I don’t think we lack corporate endorsement of the Olympics in Canada… that’s pretty clear from Bell’s commercials. What happens with it though is is gets misplaced. In Canada that corporate attitude towards Olympic marketing is similar to the government’s which is similar to Canada’s cultural attitudes - spread the wealth, give everyone a fair shake. The effect of that however is dilution to a point of near meaningless impact.
It costs millions of dollars and takes years and years to build a gold medal athlete. Millions. By the time Bell’s money has been spread around our athletes likely see a few thousand dollars in direct benefit. Don’t get me wrong - they’ll never turn that away — they’ll show effusive appreciation for it. They are after all - on Maslov’s scale of needs - just fighting to eat day in day out while they chase their Olympic dream. So a few thousand dollars basically gets them a few months of groceries they wouldn’t otherwise have. Need proof? Look at the UK’s cycling program. A decade ago it was in shambles, today its the best in the world and British Cyclists are topping the medal heap at the Olympics with frightening regularity. It took 10 years and billions of dollars. It’s working.
I’m not saying ‘the Canadian attitude of political correctness and fairness’ should change at a cultural or bureaucratic level - I’m suggesting it change at a corporate one. Which isn’t much of a change really at all, because these corporations have this attitude in their core business already. I’m just suggesting they maintain it when it comes to sport sponsorships.
The other thing we as Canadians have failed to recognize is that the Olympics is no longer about amateur sport - its about professional sport. Well maybe we haven’t failed to recognize it, but we’ve failed to proactively adapt to it. So how can we and how can the government play a part in it?
Simple. Taxes. The government can create tax incentives for companies who invest in sport - professional or amateur. Kind of like what the government has done with Investment Tax Credits for companies in innovation industries. Give them some money back for making an investment and taking a risk. But put stipulations on it that encourage investment in private sport bodies, teams, clubs whatever… not the provincial and/or National federations and associations. This could create an environment of professionalism in sports we’d never expect… a professional Bob-sled team, or lugers or rythmic gymnasts. Hell alpine skiing has been doing this pretty successfully really. Maybe our muched loved S-club would actually find a major multi million dollar sponsor? And our team wouldn’t operate on 1/5 of Fabian Cancellera’s salary - and Dwayner might get to the 2012 London games with a less stressfull lead up.

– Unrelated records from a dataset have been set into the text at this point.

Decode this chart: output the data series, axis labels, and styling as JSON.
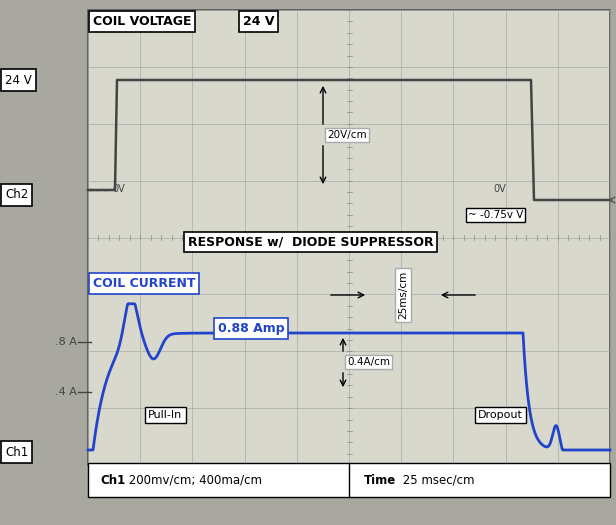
{
  "fig_bg": "#a8a8a0",
  "screen_bg": "#d8d8cc",
  "grid_color": "#aaaaaa",
  "grid_minor_color": "#bbbbaa",
  "voltage_label": "COIL VOLTAGE",
  "voltage_24v": "24 V",
  "voltage_scale": "20V/cm",
  "ch2_label": "Ch2",
  "neg_voltage_label": "~ -0.75v V",
  "left_24v_label": "24 V",
  "response_label": "RESPONSE w/  DIODE SUPPRESSOR",
  "coil_current_label": "COIL CURRENT",
  "current_088": "0.88 Amp",
  "current_scale": "0.4A/cm",
  "time_scale": "25ms/cm",
  "pull_in_label": "Pull-In",
  "dropout_label": "Dropout",
  "ch1_label": "Ch1",
  "point8A_label": ".8 A",
  "point4A_label": ".4 A",
  "bottom_left": "Ch1",
  "bottom_left2": " 200mv/cm; 400ma/cm",
  "bottom_right": "Time",
  "bottom_right2": " 25 msec/cm"
}
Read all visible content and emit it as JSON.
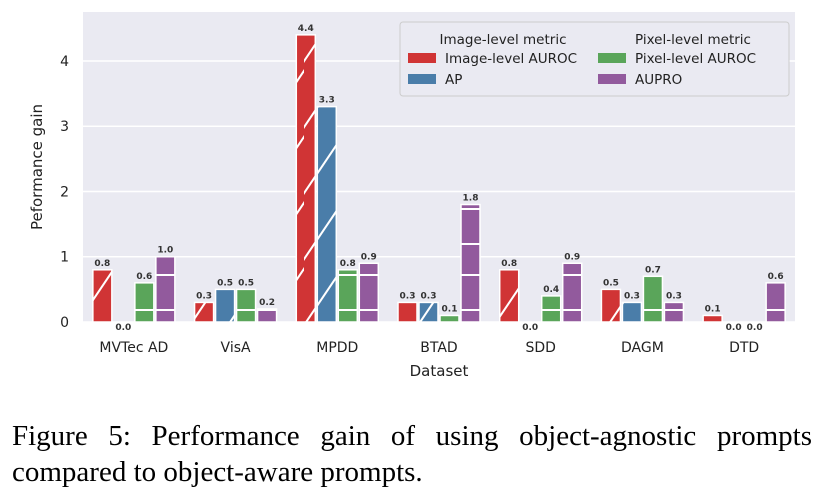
{
  "chart_data": {
    "type": "bar",
    "xlabel": "Dataset",
    "ylabel": "Peformance gain",
    "ylim": [
      0,
      4.75
    ],
    "yticks": [
      0,
      1,
      2,
      3,
      4
    ],
    "grid": true,
    "legend_placement": "top-right",
    "legend_groups": [
      "Image-level metric",
      "Pixel-level metric"
    ],
    "categories": [
      "MVTec AD",
      "VisA",
      "MPDD",
      "BTAD",
      "SDD",
      "DAGM",
      "DTD"
    ],
    "series": [
      {
        "name": "Image-level AUROC",
        "color": "#d03435",
        "hatch": "diagonal",
        "values": [
          0.8,
          0.3,
          4.4,
          0.3,
          0.8,
          0.5,
          0.1
        ]
      },
      {
        "name": "AP",
        "color": "#4a7da9",
        "hatch": "diagonal",
        "values": [
          0.0,
          0.5,
          3.3,
          0.3,
          0.0,
          0.3,
          0.0
        ]
      },
      {
        "name": "Pixel-level AUROC",
        "color": "#5aa55a",
        "hatch": "horizontal",
        "values": [
          0.6,
          0.5,
          0.8,
          0.1,
          0.4,
          0.7,
          0.0
        ]
      },
      {
        "name": "AUPRO",
        "color": "#925a9d",
        "hatch": "horizontal",
        "values": [
          1.0,
          0.2,
          0.9,
          1.8,
          0.9,
          0.3,
          0.6
        ]
      }
    ]
  },
  "caption": "Figure 5:  Performance gain of using object-agnostic prompts compared to object-aware prompts."
}
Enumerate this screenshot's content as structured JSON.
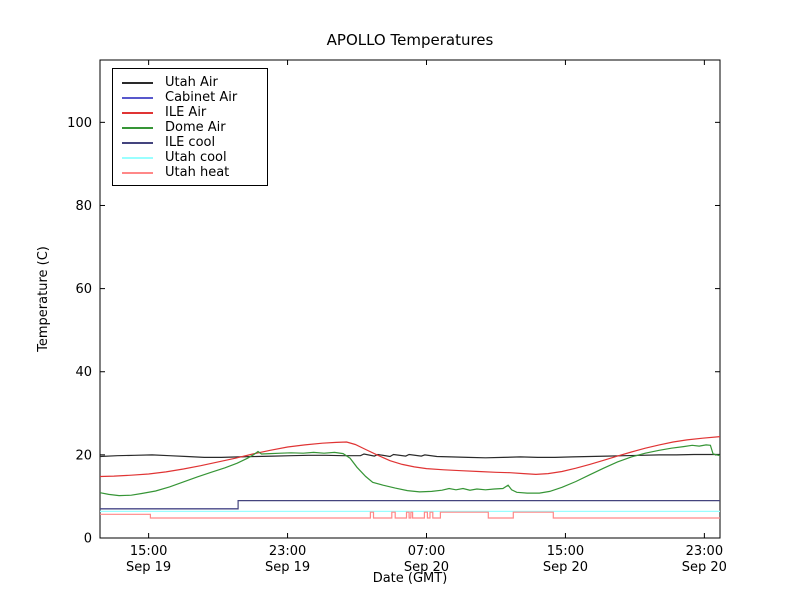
{
  "title": "APOLLO Temperatures",
  "chart_data": {
    "type": "line",
    "title": "APOLLO Temperatures",
    "xlabel": "Date (GMT)",
    "ylabel": "Temperature (C)",
    "x_unit": "hours since Sep 19 00:00 GMT",
    "xlim": [
      12.2,
      47.9
    ],
    "ylim": [
      0,
      115
    ],
    "grid": false,
    "legend_position": "upper-left-inside",
    "x_ticks": [
      {
        "h": 15,
        "line1": "15:00",
        "line2": "Sep 19"
      },
      {
        "h": 23,
        "line1": "23:00",
        "line2": "Sep 19"
      },
      {
        "h": 31,
        "line1": "07:00",
        "line2": "Sep 20"
      },
      {
        "h": 39,
        "line1": "15:00",
        "line2": "Sep 20"
      },
      {
        "h": 47,
        "line1": "23:00",
        "line2": "Sep 20"
      }
    ],
    "y_ticks": [
      0,
      20,
      40,
      60,
      80,
      100
    ],
    "series": [
      {
        "name": "Utah Air",
        "color": "#2a2a2a",
        "points": [
          [
            12.2,
            19.6
          ],
          [
            13.2,
            19.8
          ],
          [
            14.2,
            19.9
          ],
          [
            15.2,
            20.0
          ],
          [
            16.2,
            19.8
          ],
          [
            17.2,
            19.6
          ],
          [
            18.2,
            19.4
          ],
          [
            19.2,
            19.4
          ],
          [
            20.2,
            19.5
          ],
          [
            21.2,
            19.6
          ],
          [
            22.2,
            19.7
          ],
          [
            23.2,
            19.8
          ],
          [
            24.2,
            19.9
          ],
          [
            25.2,
            19.9
          ],
          [
            26.2,
            19.8
          ],
          [
            27.2,
            19.8
          ],
          [
            27.4,
            20.2
          ],
          [
            28.0,
            19.7
          ],
          [
            28.2,
            20.1
          ],
          [
            28.9,
            19.6
          ],
          [
            29.1,
            20.1
          ],
          [
            29.8,
            19.7
          ],
          [
            30.0,
            20.1
          ],
          [
            30.7,
            19.7
          ],
          [
            30.9,
            20.0
          ],
          [
            31.6,
            19.6
          ],
          [
            32.4,
            19.5
          ],
          [
            33.4,
            19.4
          ],
          [
            34.4,
            19.3
          ],
          [
            35.4,
            19.4
          ],
          [
            36.4,
            19.5
          ],
          [
            37.4,
            19.4
          ],
          [
            38.4,
            19.4
          ],
          [
            39.4,
            19.5
          ],
          [
            40.4,
            19.6
          ],
          [
            41.4,
            19.7
          ],
          [
            42.4,
            19.8
          ],
          [
            43.4,
            19.9
          ],
          [
            44.4,
            20.0
          ],
          [
            45.4,
            20.0
          ],
          [
            46.4,
            20.1
          ],
          [
            47.9,
            20.1
          ]
        ]
      },
      {
        "name": "Cabinet Air",
        "color": "#5858cc",
        "points": [
          [
            12.2,
            7.0
          ],
          [
            20.15,
            7.0
          ]
        ]
      },
      {
        "name": "ILE Air",
        "color": "#e03434",
        "points": [
          [
            12.2,
            14.8
          ],
          [
            13.0,
            14.9
          ],
          [
            14.0,
            15.1
          ],
          [
            15.0,
            15.4
          ],
          [
            16.0,
            15.9
          ],
          [
            17.0,
            16.6
          ],
          [
            18.0,
            17.4
          ],
          [
            19.0,
            18.3
          ],
          [
            20.0,
            19.2
          ],
          [
            21.0,
            20.2
          ],
          [
            22.0,
            21.1
          ],
          [
            23.0,
            21.9
          ],
          [
            24.0,
            22.4
          ],
          [
            25.0,
            22.8
          ],
          [
            25.8,
            23.0
          ],
          [
            26.4,
            23.1
          ],
          [
            26.9,
            22.5
          ],
          [
            27.5,
            21.3
          ],
          [
            28.2,
            19.9
          ],
          [
            28.9,
            18.6
          ],
          [
            29.6,
            17.7
          ],
          [
            30.3,
            17.1
          ],
          [
            31.0,
            16.7
          ],
          [
            32.0,
            16.4
          ],
          [
            33.0,
            16.2
          ],
          [
            34.0,
            16.0
          ],
          [
            35.0,
            15.8
          ],
          [
            35.8,
            15.7
          ],
          [
            36.6,
            15.5
          ],
          [
            37.3,
            15.3
          ],
          [
            38.0,
            15.5
          ],
          [
            38.8,
            16.0
          ],
          [
            39.6,
            16.8
          ],
          [
            40.4,
            17.7
          ],
          [
            41.2,
            18.7
          ],
          [
            42.0,
            19.7
          ],
          [
            42.8,
            20.7
          ],
          [
            43.6,
            21.6
          ],
          [
            44.4,
            22.4
          ],
          [
            45.2,
            23.1
          ],
          [
            46.0,
            23.6
          ],
          [
            46.9,
            24.0
          ],
          [
            47.9,
            24.4
          ]
        ]
      },
      {
        "name": "Dome Air",
        "color": "#369536",
        "points": [
          [
            12.2,
            10.9
          ],
          [
            12.7,
            10.5
          ],
          [
            13.3,
            10.2
          ],
          [
            14.0,
            10.3
          ],
          [
            14.6,
            10.7
          ],
          [
            15.4,
            11.3
          ],
          [
            16.2,
            12.3
          ],
          [
            17.0,
            13.5
          ],
          [
            17.8,
            14.7
          ],
          [
            18.6,
            15.8
          ],
          [
            19.4,
            16.9
          ],
          [
            20.1,
            18.0
          ],
          [
            20.7,
            19.2
          ],
          [
            21.1,
            20.2
          ],
          [
            21.3,
            20.8
          ],
          [
            21.5,
            20.2
          ],
          [
            22.0,
            20.3
          ],
          [
            22.6,
            20.4
          ],
          [
            23.2,
            20.5
          ],
          [
            23.9,
            20.4
          ],
          [
            24.5,
            20.6
          ],
          [
            25.1,
            20.4
          ],
          [
            25.7,
            20.6
          ],
          [
            26.2,
            20.3
          ],
          [
            26.6,
            19.2
          ],
          [
            27.0,
            17.0
          ],
          [
            27.5,
            14.8
          ],
          [
            27.9,
            13.4
          ],
          [
            28.5,
            12.7
          ],
          [
            29.2,
            12.0
          ],
          [
            29.9,
            11.4
          ],
          [
            30.6,
            11.1
          ],
          [
            31.3,
            11.2
          ],
          [
            31.9,
            11.5
          ],
          [
            32.3,
            11.9
          ],
          [
            32.7,
            11.6
          ],
          [
            33.1,
            11.9
          ],
          [
            33.5,
            11.5
          ],
          [
            33.9,
            11.8
          ],
          [
            34.4,
            11.6
          ],
          [
            34.9,
            11.8
          ],
          [
            35.4,
            11.9
          ],
          [
            35.7,
            12.7
          ],
          [
            35.9,
            11.6
          ],
          [
            36.2,
            11.0
          ],
          [
            36.8,
            10.8
          ],
          [
            37.5,
            10.8
          ],
          [
            38.1,
            11.2
          ],
          [
            38.8,
            12.2
          ],
          [
            39.6,
            13.6
          ],
          [
            40.4,
            15.2
          ],
          [
            41.2,
            16.8
          ],
          [
            42.0,
            18.3
          ],
          [
            42.8,
            19.5
          ],
          [
            43.6,
            20.4
          ],
          [
            44.4,
            21.1
          ],
          [
            45.1,
            21.6
          ],
          [
            45.8,
            22.0
          ],
          [
            46.3,
            22.3
          ],
          [
            46.7,
            22.1
          ],
          [
            47.1,
            22.4
          ],
          [
            47.35,
            22.3
          ],
          [
            47.5,
            20.2
          ],
          [
            47.9,
            19.8
          ]
        ]
      },
      {
        "name": "ILE cool",
        "color": "#44447e",
        "points": [
          [
            12.2,
            7.0
          ],
          [
            20.15,
            7.0
          ],
          [
            20.15,
            9.0
          ],
          [
            47.9,
            9.0
          ]
        ]
      },
      {
        "name": "Utah cool",
        "color": "#99ffff",
        "points": [
          [
            12.2,
            6.4
          ],
          [
            47.9,
            6.4
          ]
        ]
      },
      {
        "name": "Utah heat",
        "color": "#ff8888",
        "points": [
          [
            12.2,
            5.7
          ],
          [
            15.1,
            5.7
          ],
          [
            15.1,
            4.8
          ],
          [
            27.77,
            4.8
          ],
          [
            27.77,
            6.2
          ],
          [
            27.95,
            6.2
          ],
          [
            27.95,
            4.8
          ],
          [
            29.0,
            4.8
          ],
          [
            29.0,
            6.2
          ],
          [
            29.2,
            6.2
          ],
          [
            29.2,
            4.8
          ],
          [
            29.85,
            4.8
          ],
          [
            29.85,
            6.2
          ],
          [
            30.0,
            6.2
          ],
          [
            30.0,
            4.8
          ],
          [
            30.1,
            4.8
          ],
          [
            30.1,
            6.2
          ],
          [
            30.2,
            6.2
          ],
          [
            30.2,
            4.8
          ],
          [
            30.88,
            4.8
          ],
          [
            30.88,
            6.2
          ],
          [
            31.05,
            6.2
          ],
          [
            31.05,
            4.8
          ],
          [
            31.2,
            4.8
          ],
          [
            31.2,
            6.2
          ],
          [
            31.36,
            6.2
          ],
          [
            31.36,
            4.8
          ],
          [
            31.8,
            4.8
          ],
          [
            31.8,
            6.2
          ],
          [
            34.56,
            6.2
          ],
          [
            34.56,
            4.8
          ],
          [
            36.0,
            4.8
          ],
          [
            36.0,
            6.2
          ],
          [
            38.3,
            6.2
          ],
          [
            38.3,
            4.8
          ],
          [
            47.9,
            4.8
          ]
        ]
      }
    ]
  }
}
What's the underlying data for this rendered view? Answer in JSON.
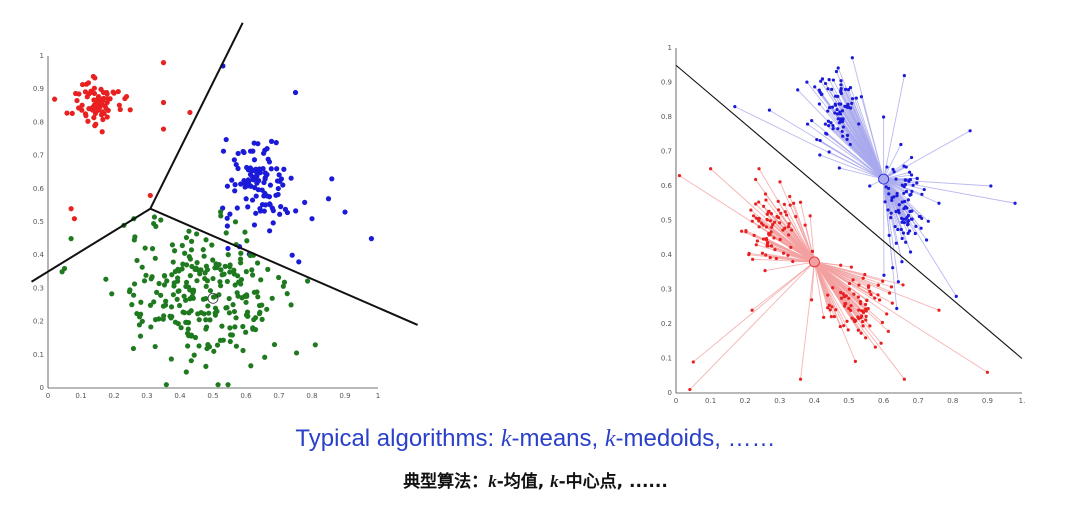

If the government did this, then the ‘free market’ would be the one being both competitive and elitist. Not Sport Canada, not the government. We’d have a slew of sports competing for corporate sponsorship. Corporations would be incented to sponsor private teams or athletes. The athletes, teams and sports with the winning pitches would win the sponsorships. Teams and athletes would get a lot more direct benefit –likely and hopefully millions of dollars worth. That will build gold medal athletes.
Finally–Way to go Dwayner and Zman. You guys were fantastic in Beijing and we’re all pretty psyched for you buds. You guys were both in the hunt, right up there. Turning those 7th’s into medals in 2012 is a real possibility…









BOO YAH
Thanks for posting this. I think you’re onto to something about creating incentives. What do you think about balancing that with controls on things like doping? The US free market has great achievements, but bigger crooks and bigger losers (eg the bottom 25%), in both society and cycling.
Thanks Lister. I’m not sure I understand what you mean by balancing that with doping controls?
I can say I really like the new programs like ACE - used by Garmin and Columbia - and Rasmus Damsgaard’s - used by CSC. I think those will become the norm within two years.
But those programs cost more than most Canadian team’s entire budgets… which brings us back to the first problem - we have to get more sponsorship dollars into Canadian sport.